The 5-foot-11, 195-pound spitfire, who hails from Vancouver, brings a host of intangibles and is mature beyond his years.
When speaking to him, you realize quickly he seems more like a Harvard professor than a 19-year-old hockey player. His thoughtful responses allow you to appreciate his self-awareness and the responsibility he will soon have as a role model.
"I am not in the NHL ranks yet, and I am not in a position as visible to the children," he said. "But if there are a few kids that have seen me, look up to me, and think that the game is for them ... that is great. That is a role I will gladly take and, hopefully, I can make a positive difference."
Moose Jaw Warrior coach Steve Young said the way McArdle handles relationships with younger teammates will help him in that role.

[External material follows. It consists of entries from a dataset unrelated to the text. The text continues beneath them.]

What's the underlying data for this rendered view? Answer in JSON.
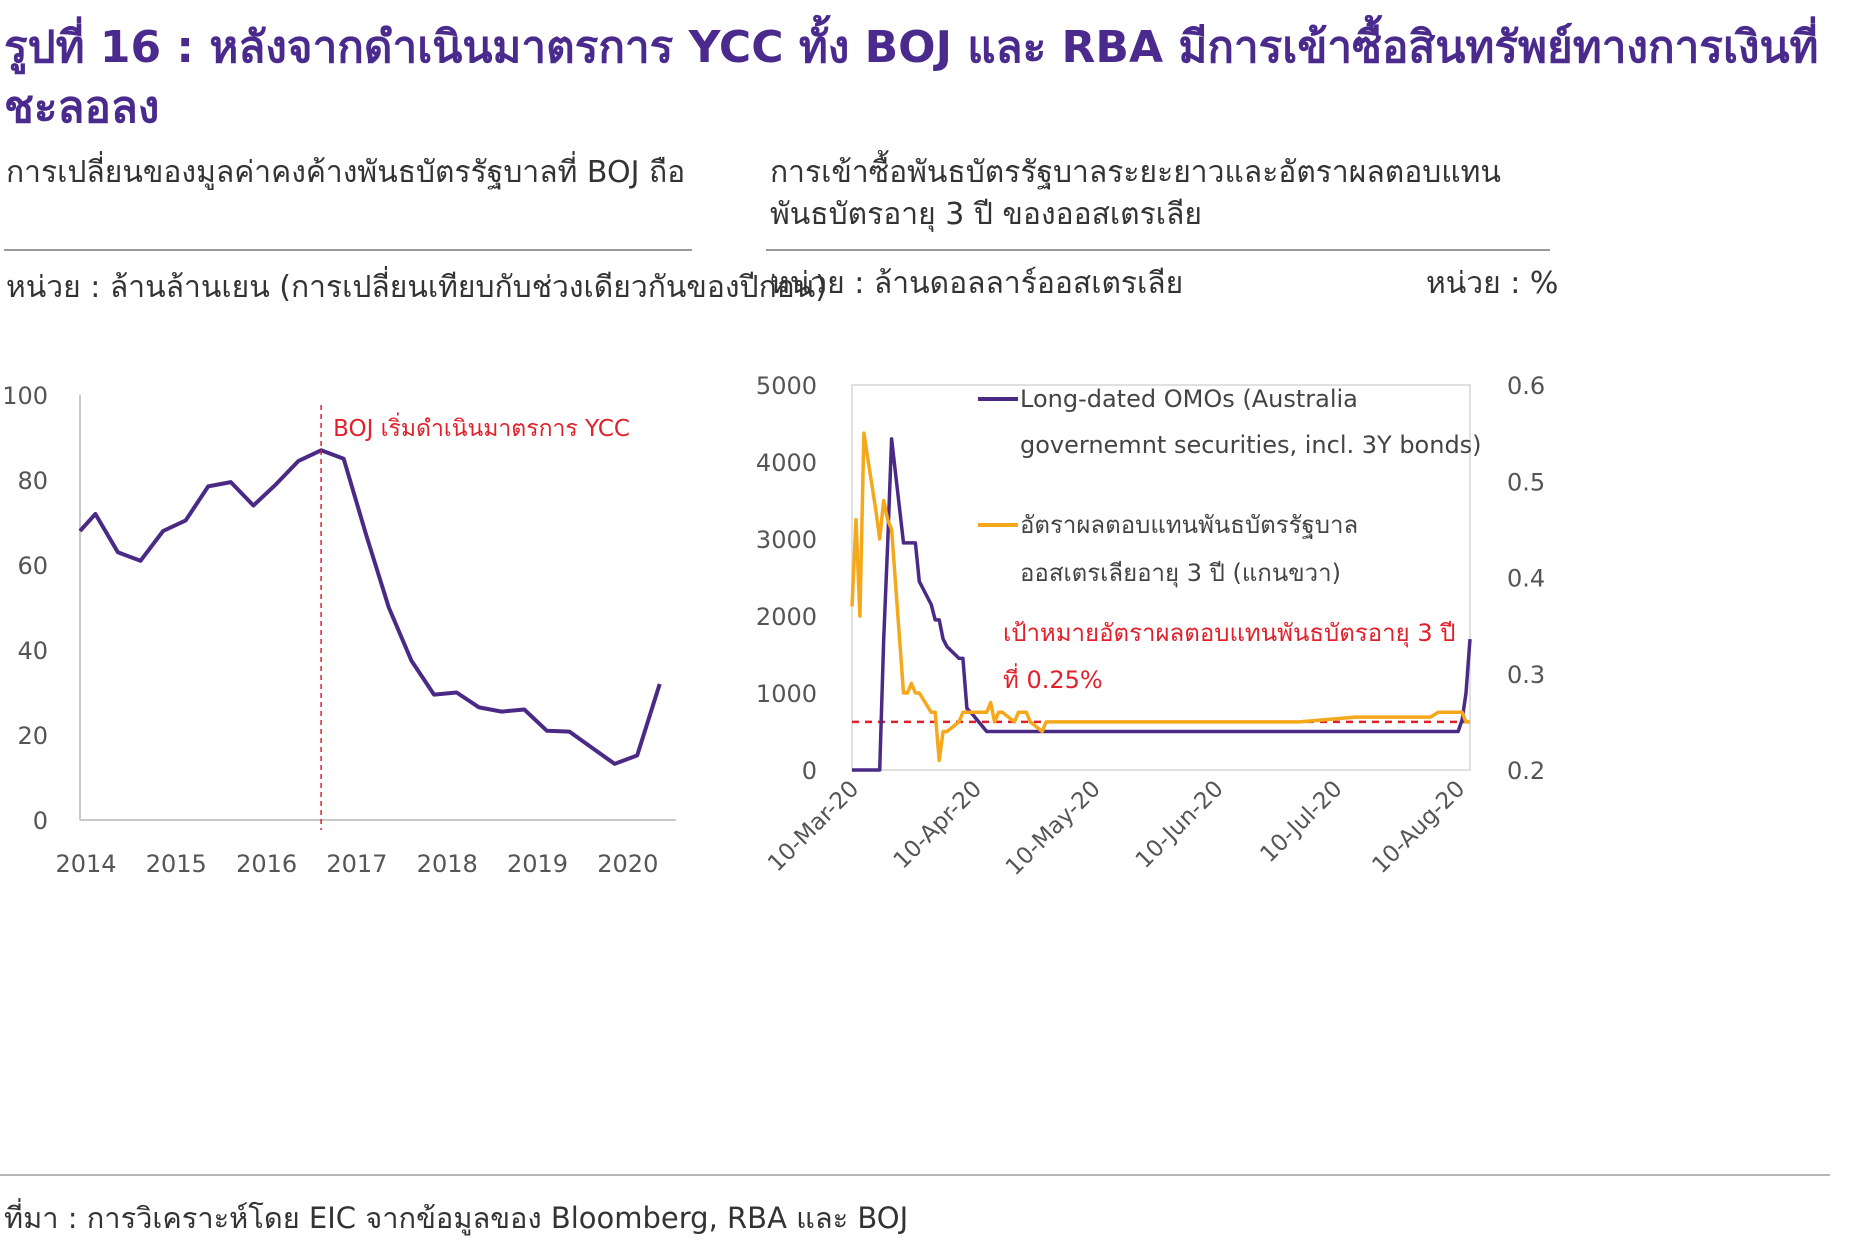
{
  "figure": {
    "title": "รูปที่ 16 : หลังจากดำเนินมาตรการ YCC ทั้ง BOJ และ RBA มีการเข้าซื้อสินทรัพย์ทางการเงินที่ชะลอลง",
    "source": "ที่มา : การวิเคราะห์โดย EIC จากข้อมูลของ Bloomberg, RBA และ BOJ"
  },
  "left_panel": {
    "title": "การเปลี่ยนของมูลค่าคงค้างพันธบัตรรัฐบาลที่ BOJ ถือ",
    "unit": "หน่วย : ล้านล้านเยน (การเปลี่ยนเทียบกับช่วงเดียวกันของปีก่อน)"
  },
  "right_panel": {
    "title_line1": "การเข้าซื้อพันธบัตรรัฐบาลระยะยาวและอัตราผลตอบแทน",
    "title_line2": "พันธบัตรอายุ 3 ปี ของออสเตรเลีย",
    "unit_left": "หน่วย  :  ล้านดอลลาร์ออสเตรเลีย",
    "unit_right": "หน่วย : %"
  },
  "colors": {
    "purple": "#4b2a86",
    "orange": "#f5a81c",
    "red": "#e0202a",
    "axis_text": "#555555",
    "title": "#4a2a8c"
  },
  "chart_data": [
    {
      "type": "line",
      "xlim": [
        2014,
        2020.6
      ],
      "ylim": [
        0,
        100
      ],
      "xticks": [
        "2014",
        "2015",
        "2016",
        "2017",
        "2018",
        "2019",
        "2020"
      ],
      "yticks": [
        "100",
        "80",
        "60",
        "40",
        "20",
        "0"
      ],
      "series": [
        {
          "x": [
            2014.0,
            2014.17,
            2014.42,
            2014.67,
            2014.92,
            2015.17,
            2015.42,
            2015.67,
            2015.92,
            2016.17,
            2016.42,
            2016.67,
            2016.92,
            2017.17,
            2017.42,
            2017.67,
            2017.92,
            2018.17,
            2018.42,
            2018.67,
            2018.92,
            2019.17,
            2019.42,
            2019.67,
            2019.92,
            2020.17,
            2020.42
          ],
          "values": [
            68,
            72,
            63,
            61,
            68,
            70.5,
            78.5,
            79.5,
            74,
            79,
            84.5,
            87,
            85,
            67,
            50,
            37.5,
            29.5,
            30,
            26.5,
            25.5,
            26,
            21,
            20.8,
            17,
            13.2,
            15.2,
            32
          ]
        }
      ],
      "annotations": [
        {
          "x": 2016.67,
          "label": "BOJ เริ่มดำเนินมาตรการ YCC",
          "style": "dashed-vertical"
        }
      ]
    },
    {
      "type": "line",
      "x_dates": [
        "2020-03-10",
        "2020-03-11",
        "2020-03-12",
        "2020-03-13",
        "2020-03-16",
        "2020-03-17",
        "2020-03-18",
        "2020-03-19",
        "2020-03-20",
        "2020-03-23",
        "2020-03-24",
        "2020-03-25",
        "2020-03-26",
        "2020-03-27",
        "2020-03-30",
        "2020-03-31",
        "2020-04-01",
        "2020-04-02",
        "2020-04-03",
        "2020-04-06",
        "2020-04-07",
        "2020-04-08",
        "2020-04-09",
        "2020-04-13",
        "2020-04-14",
        "2020-04-15",
        "2020-04-16",
        "2020-04-17",
        "2020-04-20",
        "2020-04-21",
        "2020-04-22",
        "2020-04-23",
        "2020-04-24",
        "2020-04-27",
        "2020-04-28",
        "2020-04-29",
        "2020-04-30",
        "2020-05-01",
        "2020-05-04",
        "2020-05-05",
        "2020-05-06",
        "2020-05-07",
        "2020-05-08",
        "2020-05-11",
        "2020-05-12",
        "2020-05-13",
        "2020-05-15",
        "2020-05-18",
        "2020-05-20",
        "2020-05-25",
        "2020-06-01",
        "2020-06-15",
        "2020-07-01",
        "2020-07-15",
        "2020-08-03",
        "2020-08-05",
        "2020-08-07",
        "2020-08-10",
        "2020-08-11",
        "2020-08-12",
        "2020-08-13"
      ],
      "tick_labels": [
        "10-Mar-20",
        "10-Apr-20",
        "10-May-20",
        "10-Jun-20",
        "10-Jul-20",
        "10-Aug-20"
      ],
      "y_left": {
        "ylim": [
          0,
          5000
        ],
        "ticks": [
          "5000",
          "4000",
          "3000",
          "2000",
          "1000",
          "0"
        ]
      },
      "y_right": {
        "ylim": [
          0.2,
          0.6
        ],
        "ticks": [
          "0.6",
          "0.5",
          "0.4",
          "0.3",
          "0.2"
        ]
      },
      "series": [
        {
          "name": "Long-dated OMOs (Australia governemnt securities, incl. 3Y bonds)",
          "axis": "left",
          "color": "#4b2a86",
          "values": [
            0,
            0,
            0,
            0,
            0,
            0,
            1700,
            2950,
            4300,
            2950,
            2950,
            2950,
            2950,
            2450,
            2150,
            1950,
            1950,
            1700,
            1600,
            1450,
            1450,
            800,
            750,
            500,
            500,
            500,
            500,
            500,
            500,
            500,
            500,
            500,
            500,
            500,
            500,
            500,
            500,
            500,
            500,
            500,
            500,
            500,
            500,
            500,
            500,
            500,
            500,
            500,
            500,
            500,
            500,
            500,
            500,
            500,
            500,
            500,
            500,
            500,
            650,
            1000,
            1700
          ]
        },
        {
          "name": "อัตราผลตอบแทนพันธบัตรรัฐบาล ออสเตรเลียอายุ 3 ปี (แกนขวา)",
          "axis": "right",
          "color": "#f5a81c",
          "values": [
            0.37,
            0.46,
            0.36,
            0.55,
            0.47,
            0.44,
            0.48,
            0.46,
            0.45,
            0.28,
            0.28,
            0.29,
            0.28,
            0.28,
            0.26,
            0.26,
            0.21,
            0.24,
            0.24,
            0.25,
            0.26,
            0.26,
            0.26,
            0.26,
            0.27,
            0.25,
            0.26,
            0.26,
            0.25,
            0.26,
            0.26,
            0.26,
            0.25,
            0.24,
            0.25,
            0.25,
            0.25,
            0.25,
            0.25,
            0.25,
            0.25,
            0.25,
            0.25,
            0.25,
            0.25,
            0.25,
            0.25,
            0.25,
            0.25,
            0.25,
            0.25,
            0.25,
            0.25,
            0.255,
            0.255,
            0.26,
            0.26,
            0.26,
            0.26,
            0.25,
            0.25
          ]
        }
      ],
      "target": {
        "value": 0.25,
        "axis": "right",
        "label_line1": "เป้าหมายอัตราผลตอบแทนพันธบัตรอายุ 3 ปี",
        "label_line2": "ที่ 0.25%"
      },
      "legend": [
        {
          "line1": "Long-dated OMOs (Australia",
          "line2": "governemnt securities, incl. 3Y bonds)"
        },
        {
          "line1": "อัตราผลตอบแทนพันธบัตรรัฐบาล",
          "line2": "ออสเตรเลียอายุ 3 ปี (แกนขวา)"
        }
      ],
      "legend_position": "top-right"
    }
  ]
}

"He is an excellent leader in that he leads by example on the ice and he does not have to talk very often in the dressing room," Young said. "But he commands respect because he has earned it and he is such a great person."

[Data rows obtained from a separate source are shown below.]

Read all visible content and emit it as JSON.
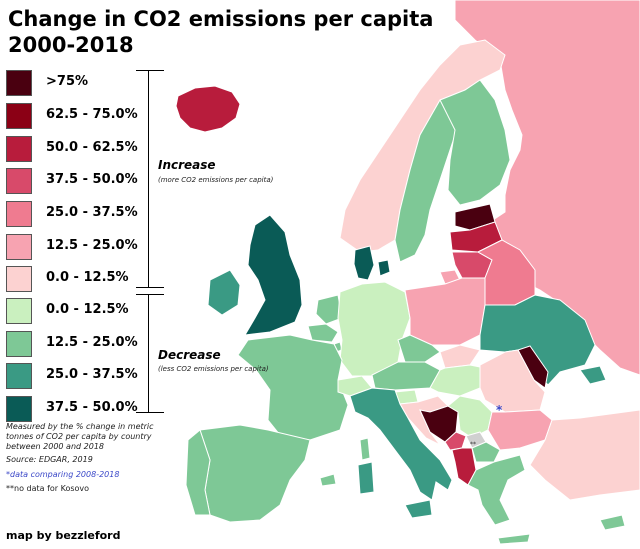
{
  "title_line1": "Change in CO2 emissions per capita",
  "title_line2": "2000-2018",
  "colors": {
    "sea": "#ffffff",
    "nodata": "#d0d0d0",
    "asterisk": "#3b48c8"
  },
  "legend": [
    {
      "label": ">75%",
      "color": "#4a0010"
    },
    {
      "label": "62.5 - 75.0%",
      "color": "#8b0015"
    },
    {
      "label": "50.0 - 62.5%",
      "color": "#b81c3c"
    },
    {
      "label": "37.5 - 50.0%",
      "color": "#d84a6a"
    },
    {
      "label": "25.0 - 37.5%",
      "color": "#ef7b90"
    },
    {
      "label": "12.5 - 25.0%",
      "color": "#f7a3b1"
    },
    {
      "label": "0.0 - 12.5%",
      "color": "#fcd2d1"
    },
    {
      "label": "0.0 - 12.5%",
      "color": "#caf0bf"
    },
    {
      "label": "12.5 - 25.0%",
      "color": "#7ec896"
    },
    {
      "label": "25.0 - 37.5%",
      "color": "#3a9a84"
    },
    {
      "label": "37.5 - 50.0%",
      "color": "#0a5b56"
    }
  ],
  "increase": {
    "title": "Increase",
    "subtitle": "(more CO2 emissions per capita)"
  },
  "decrease": {
    "title": "Decrease",
    "subtitle": "(less CO2 emissions per capita)"
  },
  "notes": {
    "measured": "Measured by the % change in metric tonnes of CO2 per capita by country between 2000 and 2018",
    "source": "Source: EDGAR, 2019",
    "asterisk_note": "*data comparing 2008-2018",
    "kosovo_note": "**no data for Kosovo"
  },
  "credit": "map by bezzleford",
  "map": {
    "asterisk": "*",
    "kosovo_mark": "**",
    "countries": [
      {
        "name": "Russia",
        "category": 5
      },
      {
        "name": "Iceland",
        "category": 2
      },
      {
        "name": "Norway",
        "category": 6
      },
      {
        "name": "Sweden",
        "category": 8
      },
      {
        "name": "Finland",
        "category": 8
      },
      {
        "name": "Estonia",
        "category": 0
      },
      {
        "name": "Latvia",
        "category": 2
      },
      {
        "name": "Lithuania",
        "category": 3
      },
      {
        "name": "Belarus",
        "category": 4
      },
      {
        "name": "Ireland",
        "category": 9
      },
      {
        "name": "United Kingdom",
        "category": 10
      },
      {
        "name": "Denmark",
        "category": 10
      },
      {
        "name": "Netherlands",
        "category": 8
      },
      {
        "name": "Belgium",
        "category": 8
      },
      {
        "name": "Luxembourg",
        "category": 8
      },
      {
        "name": "Germany",
        "category": 7
      },
      {
        "name": "Poland",
        "category": 5
      },
      {
        "name": "Czechia",
        "category": 8
      },
      {
        "name": "Slovakia",
        "category": 6
      },
      {
        "name": "Ukraine",
        "category": 9
      },
      {
        "name": "Moldova",
        "category": 0
      },
      {
        "name": "France",
        "category": 8
      },
      {
        "name": "Switzerland",
        "category": 7
      },
      {
        "name": "Austria",
        "category": 8
      },
      {
        "name": "Hungary",
        "category": 7
      },
      {
        "name": "Romania",
        "category": 6
      },
      {
        "name": "Slovenia",
        "category": 7
      },
      {
        "name": "Croatia",
        "category": 6
      },
      {
        "name": "Bosnia and Herzegovina",
        "category": 0
      },
      {
        "name": "Serbia",
        "category": 7
      },
      {
        "name": "Kosovo",
        "category": 11
      },
      {
        "name": "Montenegro",
        "category": 3
      },
      {
        "name": "Albania",
        "category": 2
      },
      {
        "name": "North Macedonia",
        "category": 8
      },
      {
        "name": "Bulgaria",
        "category": 5
      },
      {
        "name": "Greece",
        "category": 8
      },
      {
        "name": "Italy",
        "category": 9
      },
      {
        "name": "Spain",
        "category": 8
      },
      {
        "name": "Portugal",
        "category": 8
      },
      {
        "name": "Turkey",
        "category": 6
      },
      {
        "name": "Cyprus",
        "category": 8
      }
    ]
  }
}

"Kenndal is a leader and a heart-and-soul player," teammate Dustin Boyd said. "He wears his heart on his sleeve and I have had the privilege to play on a line with him the last two seasons and he is nothing but positive all the time."

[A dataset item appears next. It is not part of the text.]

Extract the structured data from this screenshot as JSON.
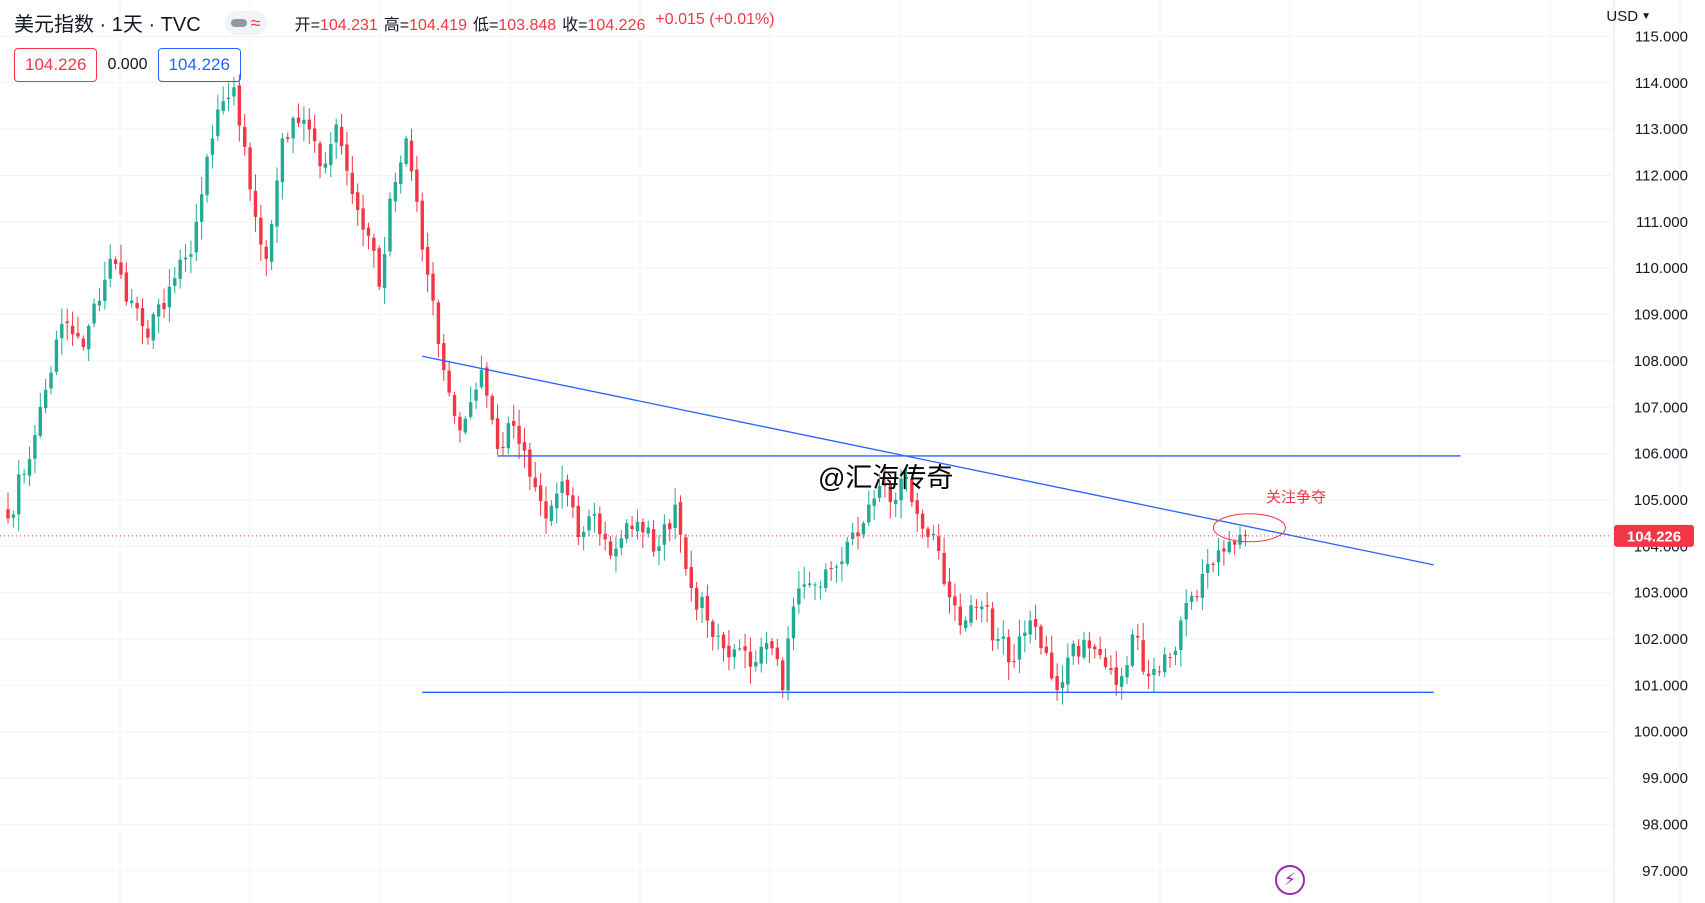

Don't be mislead into a false sense that McArdle is soft because you will get a rude awakening. His speed and tenacity are well documented by his teammates and coaches.
"When he is going with his speed, he is a hard guy to contain for the defenseman, especially when he is twisting and turning along the boards," teammate Blair Jones said.
"He has great speed and hands and I have never seen anyone have a better work ethic," Boyd said. "He brings it every night and I cannot complain having him as a linemate."
McArdle took part in both the Panthers' training camp last fall and Team Canada's camp for the World Junior Championships and found positives from both experiences.
"What I brought back from the Florida camp was the confidence that I can play at that level and it allowed me to realize that I can come back to the WHL and contribute in every aspect of the game on a nightly basis," McArdle said.
"The one thing that really stood out for me, spending time with the NHL players, was the attention to detail they have in their preparation," he said. "You understand quickly because you do not have the time to make plays like you do at the junior level. With professional players being that much faster and stronger, it introduces you to a new game due to the pace of the tempo."
The message delivered from the Florida coaching staff was one of keep on, keeping on.
"They spoke to me and said to continue to work hard and remain focused, be a leader on the team and put myself in a position to be a go to guy not only on the offensive side, but defensively as well."
The fact he was not selected for the Canadian World Junior team gave him something else to work towards and he knows he has one more chance.
"Next year I have another chance to be a part of that team and it is up to me to earn the right to represent my country," McArdle said. "I must let my play turn some heads and the onus is on me to change the decisions of Team Canada's staff so it becomes an easy one for them to make."
McArdle knows his strengths and weaknesses and understands what he needs to work on before he takes the next step.
"I think my speed is my biggest asset and it is something I bring every night. I create a lot of chances off it and like to have my game attributed to that for sure," he said.
McArdle sees himself as the perpetual student of the game, always learning something new.
"You have to learn the game in every area and consistency is the aspiration of every player ... to bring that element game in and game out. We play a long regular season and playoffs that matches the NHL schedule. If you are not able to have consistency at this level, you cannot expect to have it in the professional level."